As well as enhancing its business development efforts, Kendle aims to consolidate positions in a number of operational groups so that, by the end of the year, “operations will be more functional in structure, driving costs from middle management and building synergies across various groups such as Phase II-III Clinical Development and Late Phase, and Clinical Monitoring and Clinical Data Management”, the CRO explained.

Chairman and chief executive officer Candace Kendle put an optimistic gloss on these measures. "Kendle is well-positioned with the leadership, financial strength and industry-leading service offerings necessary to weather the current challenges and emerge even stronger,” she said. “Over the long term we believe the fundamentals of the CRO industry will remain quite positive.”

Currency impact

Currency translation was a significant aggravating factor in the first quarter.

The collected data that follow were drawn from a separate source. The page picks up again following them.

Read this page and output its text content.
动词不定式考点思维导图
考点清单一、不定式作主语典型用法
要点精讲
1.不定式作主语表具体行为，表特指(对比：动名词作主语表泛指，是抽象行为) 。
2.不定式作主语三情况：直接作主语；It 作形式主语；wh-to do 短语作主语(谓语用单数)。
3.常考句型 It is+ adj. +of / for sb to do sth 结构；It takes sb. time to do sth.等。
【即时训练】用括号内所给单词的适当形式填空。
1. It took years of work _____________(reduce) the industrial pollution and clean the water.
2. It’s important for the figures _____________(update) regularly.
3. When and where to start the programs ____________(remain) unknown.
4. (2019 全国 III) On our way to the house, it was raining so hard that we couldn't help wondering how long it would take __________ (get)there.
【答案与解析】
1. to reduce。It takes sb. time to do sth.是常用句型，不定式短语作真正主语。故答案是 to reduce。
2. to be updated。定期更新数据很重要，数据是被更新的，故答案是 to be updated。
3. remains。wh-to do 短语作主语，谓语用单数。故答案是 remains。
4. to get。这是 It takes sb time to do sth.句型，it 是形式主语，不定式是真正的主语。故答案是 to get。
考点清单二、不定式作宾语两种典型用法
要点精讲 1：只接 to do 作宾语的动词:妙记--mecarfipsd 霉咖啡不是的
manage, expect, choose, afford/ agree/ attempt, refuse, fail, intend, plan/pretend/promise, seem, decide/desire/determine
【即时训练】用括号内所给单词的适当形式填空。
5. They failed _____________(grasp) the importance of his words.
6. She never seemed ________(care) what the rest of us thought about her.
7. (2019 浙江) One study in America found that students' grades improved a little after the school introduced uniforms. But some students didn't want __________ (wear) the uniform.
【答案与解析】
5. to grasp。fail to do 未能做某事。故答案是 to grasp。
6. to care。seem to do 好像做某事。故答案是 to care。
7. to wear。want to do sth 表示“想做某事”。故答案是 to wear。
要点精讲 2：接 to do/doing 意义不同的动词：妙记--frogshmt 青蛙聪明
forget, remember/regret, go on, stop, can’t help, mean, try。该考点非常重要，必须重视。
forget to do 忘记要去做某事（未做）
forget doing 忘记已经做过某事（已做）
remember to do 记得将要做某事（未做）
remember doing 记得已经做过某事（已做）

Stripping out the impact of foreign exchange, net service revenues would have been 8% higher year on year and the decline in operating income would have been 19%, Kendle noted.

Diluted earnings per share for the latest quarter were US$0.06 compared with US$0.27 in Q1 2008.

New business authorisations as of 31 March 2009 came to US$930 million versus US$1.0 billion at 31 December 2008 and US$917 million at 31 March 2008. New business awards for the first quarter totalled US$72 million, down from US$180 million a year previously, while US$52 million worth of contracts were cancelled.